This easy to make dish is great for a barbecue party or just dining alone.
|2 tbsp||(30 mL) Olive oil, divided|
|2||Small potatoes, quartered (or 6 fingerling potatoes, halved)|
|1||Small onion, thinly slice|
|2||Cloves garlic, thinly sliced|
|1 cup||(250 mL) Baby spinach|
|Maple Leaf® Prime® Naturally Boneless Skinless Chicken Breast Portions|
|.5 cup||(125 mL) Cherry tomatoes, halved|
|.25 cup||(60 mL) Crumbled Feta cheese|
|1 tbsp||(15 mL) Chopped fresh dill|
|2 tsp||(10 mL) Lemon juice|
|Salt and pepper|
PREPARE BBQ for indirect grilling by heating outer burners to high heat. You want heat on either side of the grill space in which you are cooking.

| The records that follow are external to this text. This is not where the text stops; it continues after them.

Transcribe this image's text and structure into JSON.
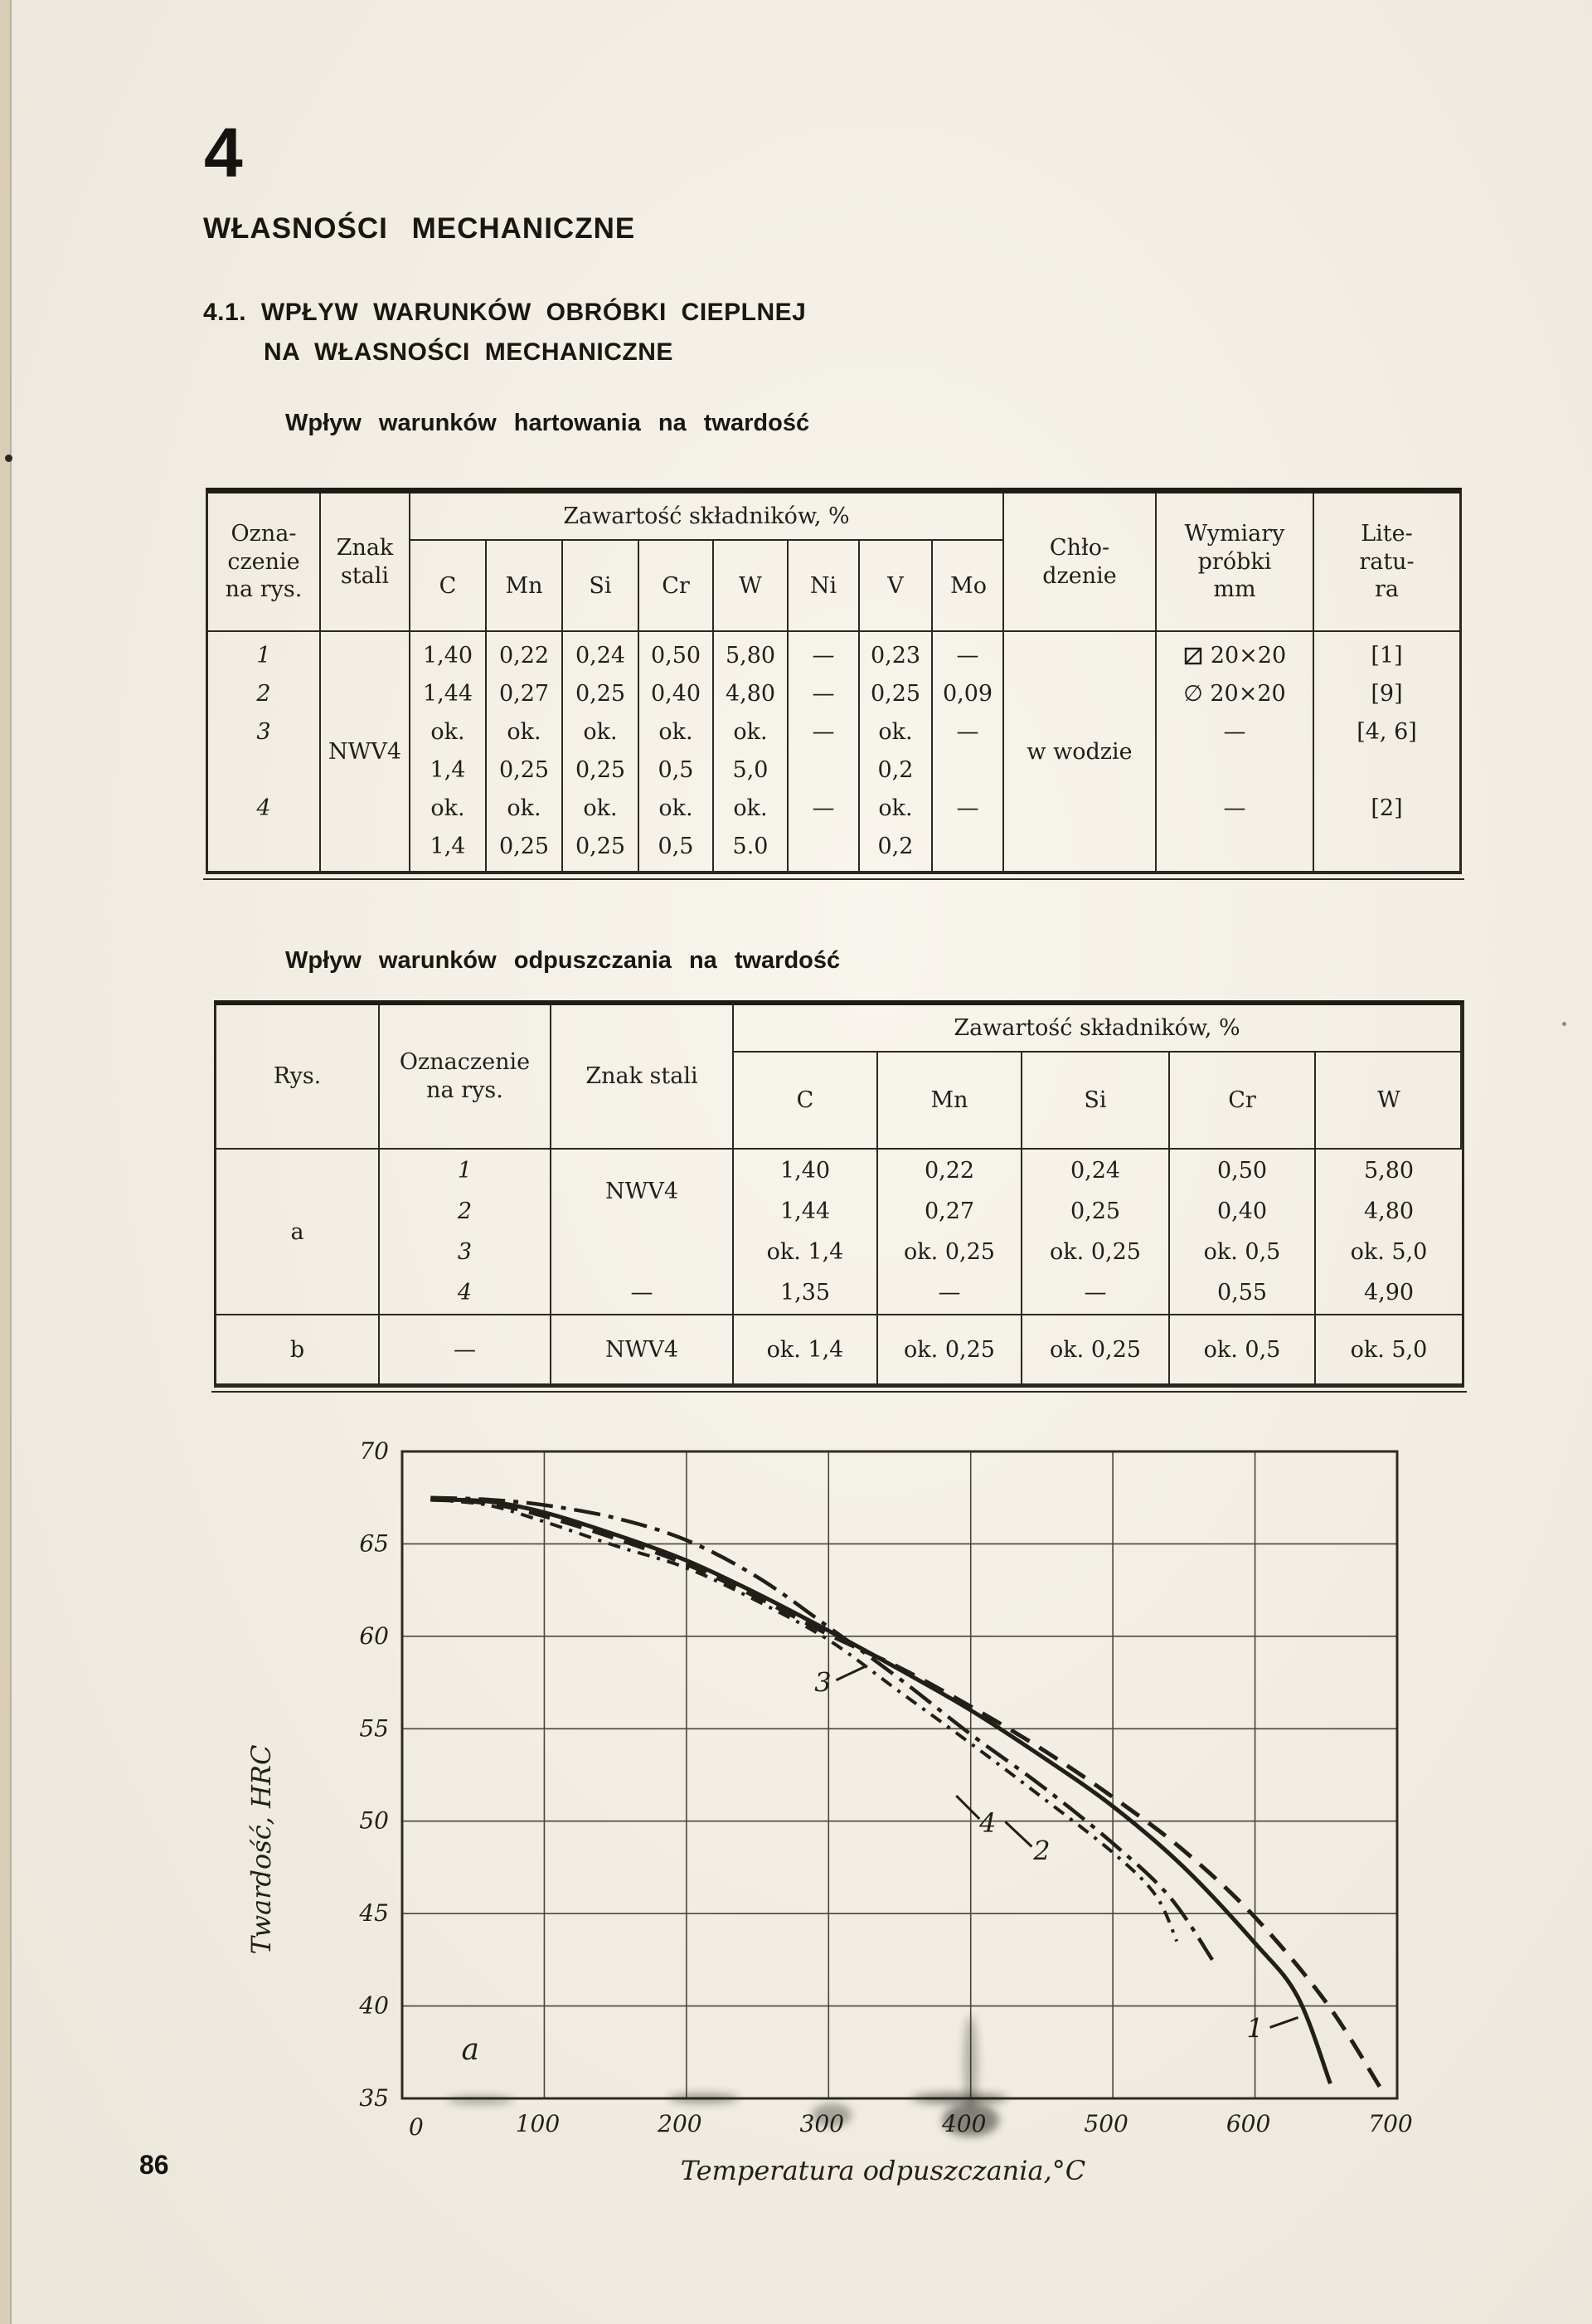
{
  "page": {
    "chapter_number": "4",
    "title": "WŁASNOŚCI MECHANICZNE",
    "section_line1": "4.1. WPŁYW WARUNKÓW OBRÓBKI CIEPLNEJ",
    "section_line2": "NA WŁASNOŚCI MECHANICZNE",
    "number": "86"
  },
  "table1": {
    "caption": "Wpływ warunków hartowania na twardość",
    "header": {
      "col1": "Ozna-\nczenie\nna rys.",
      "col2": "Znak\nstali",
      "group": "Zawartość składników, %",
      "elements": [
        "C",
        "Mn",
        "Si",
        "Cr",
        "W",
        "Ni",
        "V",
        "Mo"
      ],
      "cooling": "Chło-\ndzenie",
      "dims": "Wymiary\npróbki\nmm",
      "lit": "Lite-\nratu-\nra"
    },
    "steel": "NWV4",
    "body": {
      "no": [
        "1",
        "2",
        "3",
        "",
        "4",
        ""
      ],
      "c": [
        "1,40",
        "1,44",
        "ok.",
        "1,4",
        "ok.",
        "1,4"
      ],
      "mn": [
        "0,22",
        "0,27",
        "ok.",
        "0,25",
        "ok.",
        "0,25"
      ],
      "si": [
        "0,24",
        "0,25",
        "ok.",
        "0,25",
        "ok.",
        "0,25"
      ],
      "cr": [
        "0,50",
        "0,40",
        "ok.",
        "0,5",
        "ok.",
        "0,5"
      ],
      "w": [
        "5,80",
        "4,80",
        "ok.",
        "5,0",
        "ok.",
        "5.0"
      ],
      "ni": [
        "—",
        "—",
        "—",
        "",
        "—",
        ""
      ],
      "v": [
        "0,23",
        "0,25",
        "ok.",
        "0,2",
        "ok.",
        "0,2"
      ],
      "mo": [
        "—",
        "0,09",
        "—",
        "",
        "—",
        ""
      ],
      "cooling": "w wodzie",
      "dims": [
        "20×20",
        "∅ 20×20",
        "—",
        "",
        "—",
        ""
      ],
      "lit": [
        "[1]",
        "[9]",
        "[4, 6]",
        "",
        "[2]",
        ""
      ]
    }
  },
  "table2": {
    "caption": "Wpływ warunków odpuszczania na twardość",
    "header": {
      "col1": "Rys.",
      "col2": "Oznaczenie\nna rys.",
      "col3": "Znak stali",
      "group": "Zawartość składników, %",
      "elements": [
        "C",
        "Mn",
        "Si",
        "Cr",
        "W"
      ]
    },
    "rowA": {
      "rys": "a",
      "no": [
        "1",
        "2",
        "3",
        "4"
      ],
      "znak": [
        "NWV4",
        "",
        "",
        "—"
      ],
      "c": [
        "1,40",
        "1,44",
        "ok. 1,4",
        "1,35"
      ],
      "mn": [
        "0,22",
        "0,27",
        "ok. 0,25",
        "—"
      ],
      "si": [
        "0,24",
        "0,25",
        "ok. 0,25",
        "—"
      ],
      "cr": [
        "0,50",
        "0,40",
        "ok. 0,5",
        "0,55"
      ],
      "w": [
        "5,80",
        "4,80",
        "ok. 5,0",
        "4,90"
      ]
    },
    "rowB": {
      "rys": "b",
      "no": "—",
      "znak": "NWV4",
      "c": "ok. 1,4",
      "mn": "ok. 0,25",
      "si": "ok. 0,25",
      "cr": "ok. 0,5",
      "w": "ok. 5,0"
    }
  },
  "chart_data": {
    "type": "line",
    "xlabel": "Temperatura odpuszczania,°C",
    "ylabel": "Twardość, HRC",
    "subplot_label": "a",
    "xlim": [
      0,
      700
    ],
    "ylim": [
      35,
      70
    ],
    "xticks": [
      0,
      100,
      200,
      300,
      400,
      500,
      600,
      700
    ],
    "yticks": [
      35,
      40,
      45,
      50,
      55,
      60,
      65,
      70
    ],
    "grid": true,
    "legend_position": "inline-curve-labels",
    "series": [
      {
        "name": "1",
        "style": "solid",
        "points": [
          [
            20,
            67.4
          ],
          [
            60,
            67.3
          ],
          [
            100,
            66.7
          ],
          [
            150,
            65.5
          ],
          [
            200,
            64.1
          ],
          [
            250,
            62.3
          ],
          [
            300,
            60.3
          ],
          [
            350,
            58.2
          ],
          [
            400,
            56.0
          ],
          [
            450,
            53.5
          ],
          [
            500,
            50.8
          ],
          [
            550,
            47.5
          ],
          [
            600,
            43.4
          ],
          [
            630,
            40.5
          ],
          [
            653,
            35.8
          ]
        ]
      },
      {
        "name": "2",
        "style": "dashed",
        "points": [
          [
            20,
            67.4
          ],
          [
            60,
            67.2
          ],
          [
            100,
            66.5
          ],
          [
            150,
            65.3
          ],
          [
            200,
            63.9
          ],
          [
            250,
            62.1
          ],
          [
            300,
            60.1
          ],
          [
            350,
            58.3
          ],
          [
            400,
            56.2
          ],
          [
            450,
            53.9
          ],
          [
            500,
            51.3
          ],
          [
            550,
            48.4
          ],
          [
            600,
            44.8
          ],
          [
            650,
            40.2
          ],
          [
            688,
            35.6
          ]
        ]
      },
      {
        "name": "3",
        "style": "dashdot",
        "points": [
          [
            20,
            67.5
          ],
          [
            60,
            67.4
          ],
          [
            100,
            67.1
          ],
          [
            150,
            66.4
          ],
          [
            200,
            65.2
          ],
          [
            250,
            63.2
          ],
          [
            300,
            60.5
          ],
          [
            350,
            57.7
          ],
          [
            400,
            54.7
          ],
          [
            450,
            51.9
          ],
          [
            500,
            48.8
          ],
          [
            540,
            45.9
          ],
          [
            570,
            42.5
          ]
        ]
      },
      {
        "name": "4",
        "style": "dashdotdot",
        "points": [
          [
            20,
            67.4
          ],
          [
            60,
            67.1
          ],
          [
            100,
            66.2
          ],
          [
            150,
            64.9
          ],
          [
            200,
            63.7
          ],
          [
            250,
            61.9
          ],
          [
            300,
            59.8
          ],
          [
            350,
            57.0
          ],
          [
            400,
            54.2
          ],
          [
            450,
            51.3
          ],
          [
            500,
            48.3
          ],
          [
            530,
            46.0
          ],
          [
            545,
            43.5
          ]
        ]
      }
    ],
    "curve_labels": [
      {
        "text": "3",
        "x": 296,
        "y": 57.0,
        "tick": [
          16,
          -14,
          50,
          -30
        ]
      },
      {
        "text": "4",
        "x": 412,
        "y": 49.4,
        "tick": [
          -10,
          -16,
          -38,
          -44
        ]
      },
      {
        "text": "2",
        "x": 450,
        "y": 47.9,
        "tick": [
          -12,
          -16,
          -44,
          -46
        ]
      },
      {
        "text": "1",
        "x": 600,
        "y": 38.3,
        "tick": [
          18,
          -12,
          52,
          -24
        ]
      }
    ]
  }
}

TEAR off two 10” (25 cm) lengths of aluminum foil.
Drizzle 1 tsp (5 mL) olive oil over the middle of each piece of foil. Place half the potatoes, onions, garlic, spinach and a 1 chicken breast on top of oil on foil. Season with salt and pepper. Top each with half the tomatoes, Feta and dill. Drizzle each with lemon juice and remaining olive oil.
WRAP foil over ingredients and seal. Place parcels on the grill over indirect heat and cook for 25-30 minutes or until the internal temperature of the chicken has reached 165°F (74°C). Carefully unwrap and serve.